Le touriste qui arrive pour la première fois à Douala, la capitale économique camerounaise, est sur le champ frappé par la présence récurrente des moto-taxis dans les rues. Entre bruits de klaxons des moto et des crissements de pneus sur la chaussée, tout s'y mêle. Pour les habitants de cette ville ce mode de transport public est satisfaisant. Selon ces derniers, les deux-roues motorisées rivalisent les taxis traditionnels car sur certaines rues impraticables de la ville, la moto est le véhicule idéal pour serpenter le long de ces rue sinueuses.

 

Pour la petite histoire, la ville de Douala, selon les statistiques 2012 du PNUD, est peuplée de plus de 2 millions d'habitants.
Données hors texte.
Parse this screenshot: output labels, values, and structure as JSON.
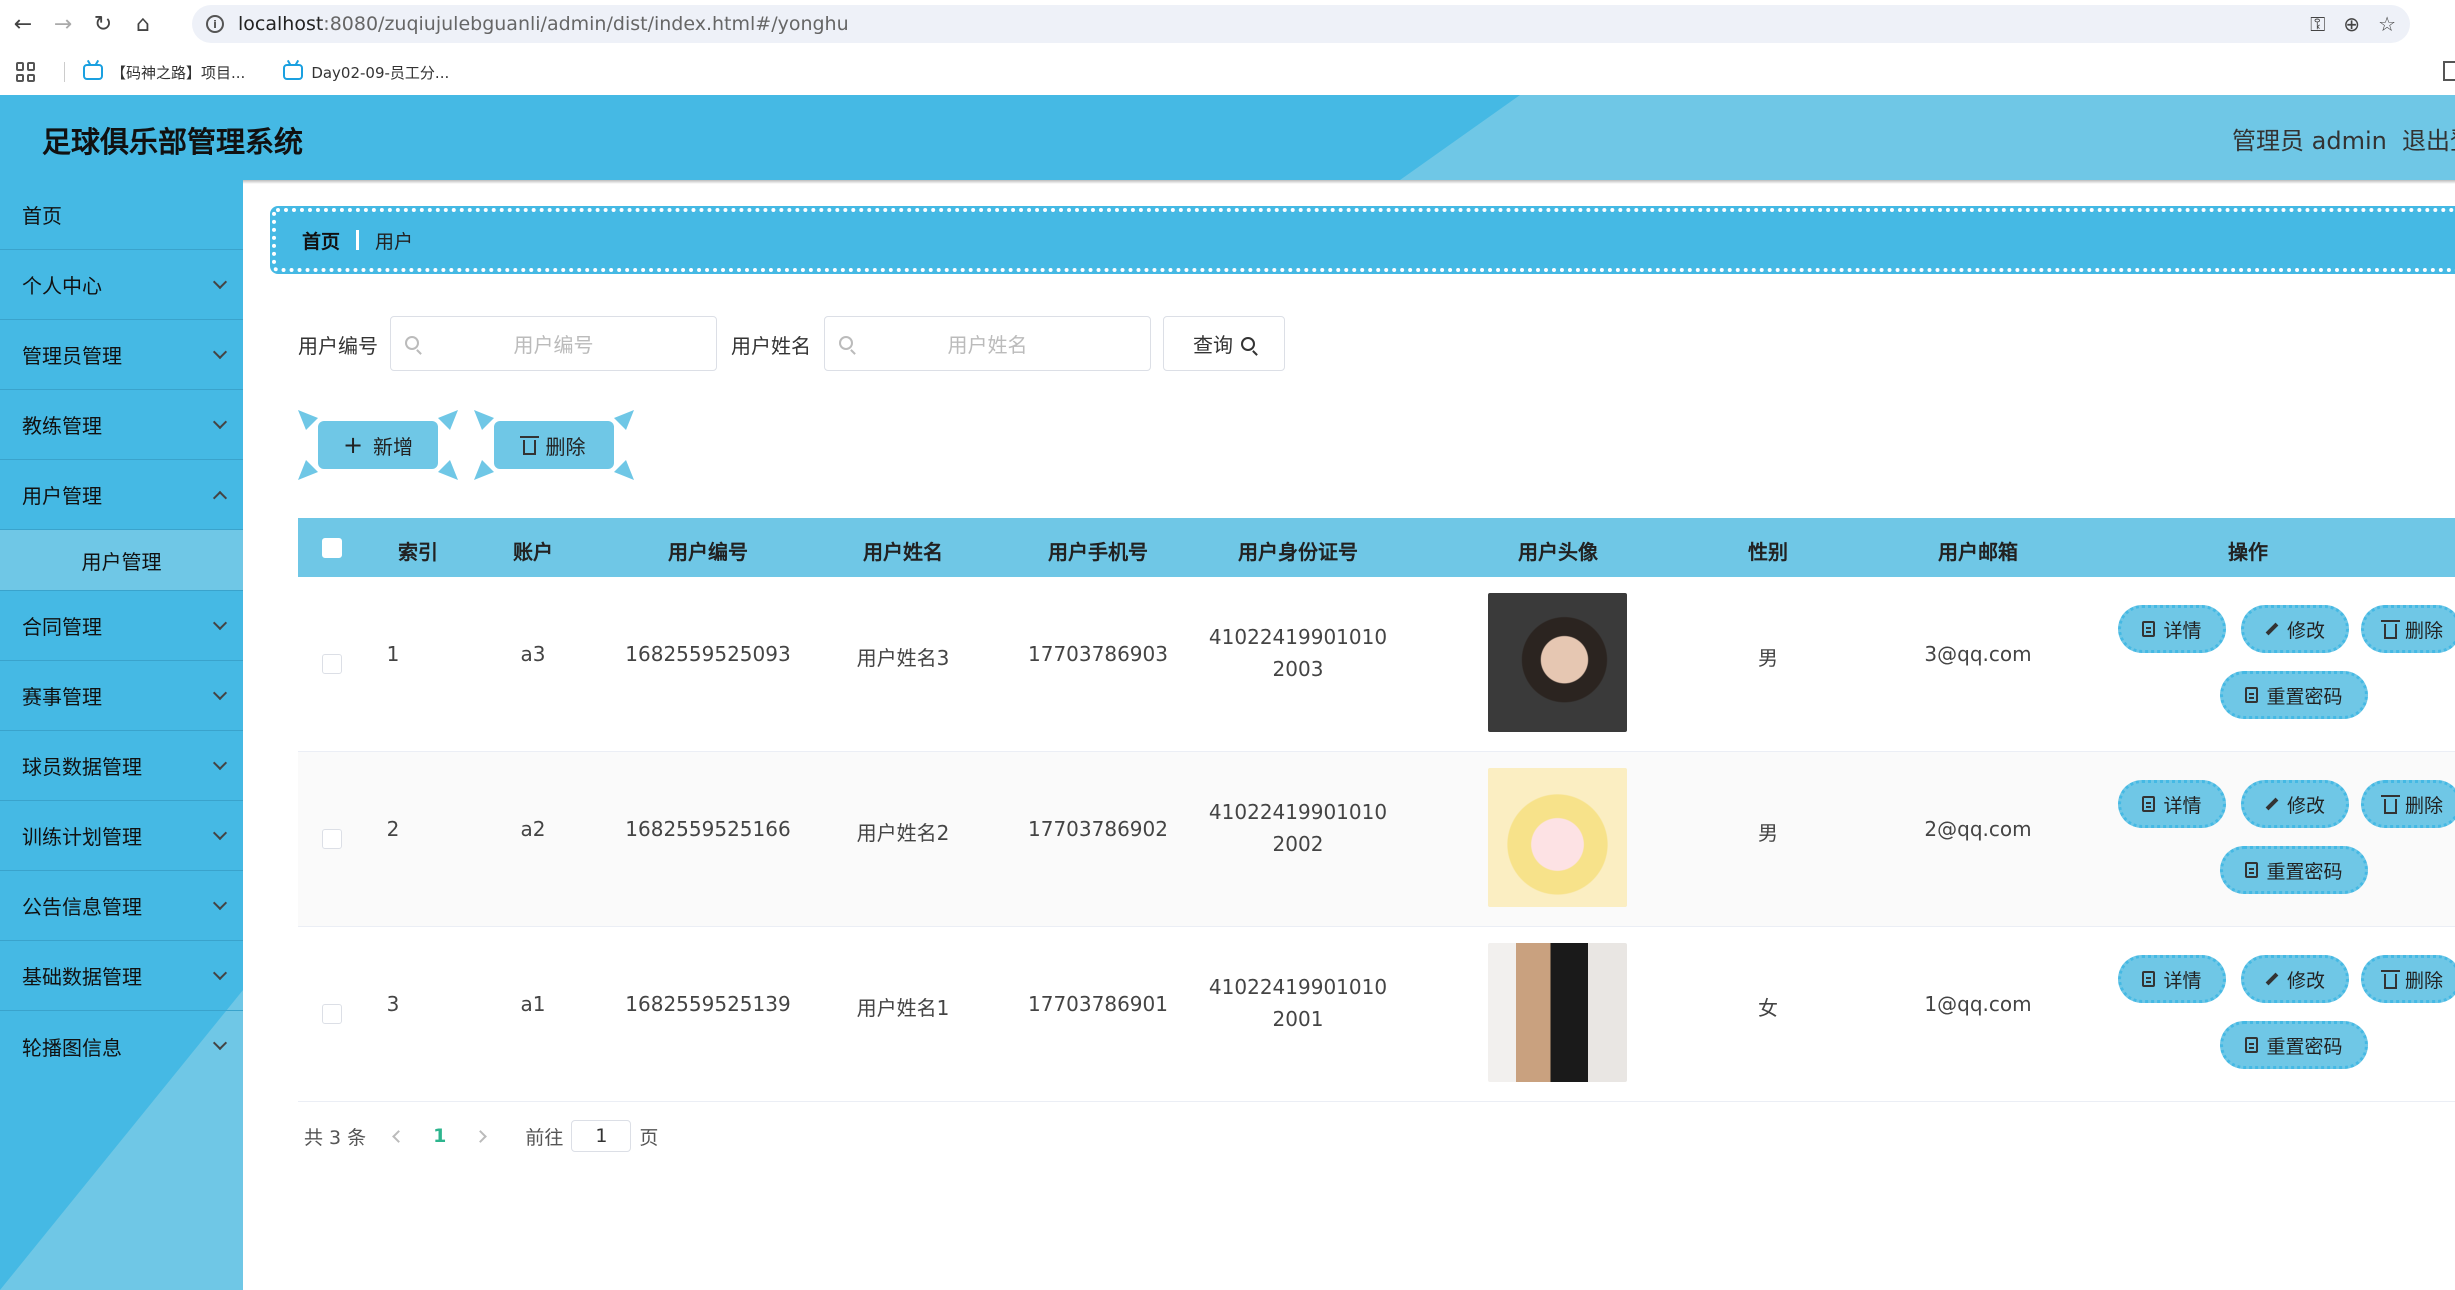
{
  "browser": {
    "url_host": "localhost",
    "url_rest": ":8080/zuqiujulebguanli/admin/dist/index.html#/yonghu",
    "bookmarks": [
      "【码神之路】项目...",
      "Day02-09-员工分..."
    ]
  },
  "header": {
    "title": "足球俱乐部管理系统",
    "admin": "管理员 admin",
    "logout": "退出登录"
  },
  "sidebar": {
    "items": [
      {
        "label": "首页"
      },
      {
        "label": "个人中心"
      },
      {
        "label": "管理员管理"
      },
      {
        "label": "教练管理"
      },
      {
        "label": "用户管理"
      },
      {
        "label": "合同管理"
      },
      {
        "label": "赛事管理"
      },
      {
        "label": "球员数据管理"
      },
      {
        "label": "训练计划管理"
      },
      {
        "label": "公告信息管理"
      },
      {
        "label": "基础数据管理"
      },
      {
        "label": "轮播图信息"
      }
    ],
    "submenu": {
      "label": "用户管理"
    }
  },
  "breadcrumb": {
    "home": "首页",
    "current": "用户"
  },
  "search": {
    "user_no_label": "用户编号",
    "user_no_placeholder": "用户编号",
    "user_name_label": "用户姓名",
    "user_name_placeholder": "用户姓名",
    "query": "查询"
  },
  "actions": {
    "add": "新增",
    "delete": "删除"
  },
  "table": {
    "headers": {
      "index": "索引",
      "account": "账户",
      "user_no": "用户编号",
      "user_name": "用户姓名",
      "phone": "用户手机号",
      "id_card": "用户身份证号",
      "avatar": "用户头像",
      "gender": "性别",
      "email": "用户邮箱",
      "ops": "操作"
    },
    "rows": [
      {
        "index": "1",
        "account": "a3",
        "user_no": "1682559525093",
        "user_name": "用户姓名3",
        "phone": "17703786903",
        "id1": "41022419901010",
        "id2": "2003",
        "gender": "男",
        "email": "3@qq.com"
      },
      {
        "index": "2",
        "account": "a2",
        "user_no": "1682559525166",
        "user_name": "用户姓名2",
        "phone": "17703786902",
        "id1": "41022419901010",
        "id2": "2002",
        "gender": "男",
        "email": "2@qq.com"
      },
      {
        "index": "3",
        "account": "a1",
        "user_no": "1682559525139",
        "user_name": "用户姓名1",
        "phone": "17703786901",
        "id1": "41022419901010",
        "id2": "2001",
        "gender": "女",
        "email": "1@qq.com"
      }
    ],
    "ops": {
      "detail": "详情",
      "edit": "修改",
      "delete": "删除",
      "reset": "重置密码"
    }
  },
  "pager": {
    "total": "共 3 条",
    "current": "1",
    "goto": "前往",
    "goto_value": "1",
    "page": "页"
  }
}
Porte d'entrée et véritable poumon économique du #Cameroun, Douala a vu les moto-taxis se déployer dans les années 90 jusqu’à ce jour. Plusieurs sociologues pensent pour leur part que ce phénomène de moto taxi, parti de l'#Afrique de l'Ouest trouve ses origines dans le boom de la croissance urbaine, la pauvreté et les limites d’intervention des pouvoirs publics eu égard aux besoins croissants des villes en services et infrastructures.

 

Au Cameroun par exemple, les transports publics gérés par l'Etat ont disparu depuis les années 90. Le réseau routier quant à lui souvent mal entretenu favorise la présence des moto-taxis car les véhicules de quatre roues sont obligés de n'emprunter que des routes praticables et par endroits. Les prix des trajets parcourus peuvent varier considérablement selon le mode de transport que l'on emprunte. En moto par exemple, l'on peut débourser une somme de 300 frs CFA (0.45€) pour un trajet pendant qu'un taxi à quatre roues exige pour la même distance une somme d'argent avoisinant 500 frs Cfa (0.80€). Au Cameroun, à partir de 250 000 frs CFA (moins de 400€), l'on peut s'acheter une moto neuve de fabrication chinoise

 

A Douala, on y retrouve des magasins de vente des motos chinoises neuves et de seconde main. Même s'il est vrai que l'espérance de vie d'une moto de fabrication chinoise dépasse rarement trois ans, les différents propriétaires sont satisfaits de la prestation de leur moto. Les conducteurs de moto-taxis au roulent sans respecter le code de la route. C'est l'anarchie permanente. très souvent, ce dernier ne respecte aucun de feux de signalisation routière. Souvent débarqué de son village, après quelques séances d'apprentissage sur un terrain plat dans les faubourgs de la capitale économique du Cameroun, ce dernier prend la route à la recherche de son premier client.

 

Comment ne pas s'indigner quand on compte le nombre de motocyclistes qui roulent à tombeau ouvert sans casque ni rétroviseur. A  Douala, les Moto taximen interviewés par nos soins sont issus de toutes les catégories de classe sociale. Etudiants, anciens cadre dans les sociétés privées, retraités, homme à tout faire, chômeur, etc. tout y passe.

 

Selon les usagers des moto-taxis, ce mode de transport facilite de l'accès de ses clients dans les endroits inaccessibles aux autres véhicules. Plusieurs d'entre eux affirment qu'ils utilisent fréquemment la moto parce qu'elle va partout. Si les autorités camerounaises parviennent à organiser ces opérateurs de transport par des séances formations continues par exemple, des campagnes de recyclage et d’information sur les nouveaux dispositifs du code la route, leur activité profitera à tous et ceci portera ses fruits dans la réduction des accidents de circulation souvent causés par ignorance. Les abandonner à eux-mêmes risquera de constituer à coup sur une autre bombe sociale. Il est temps d'y penser.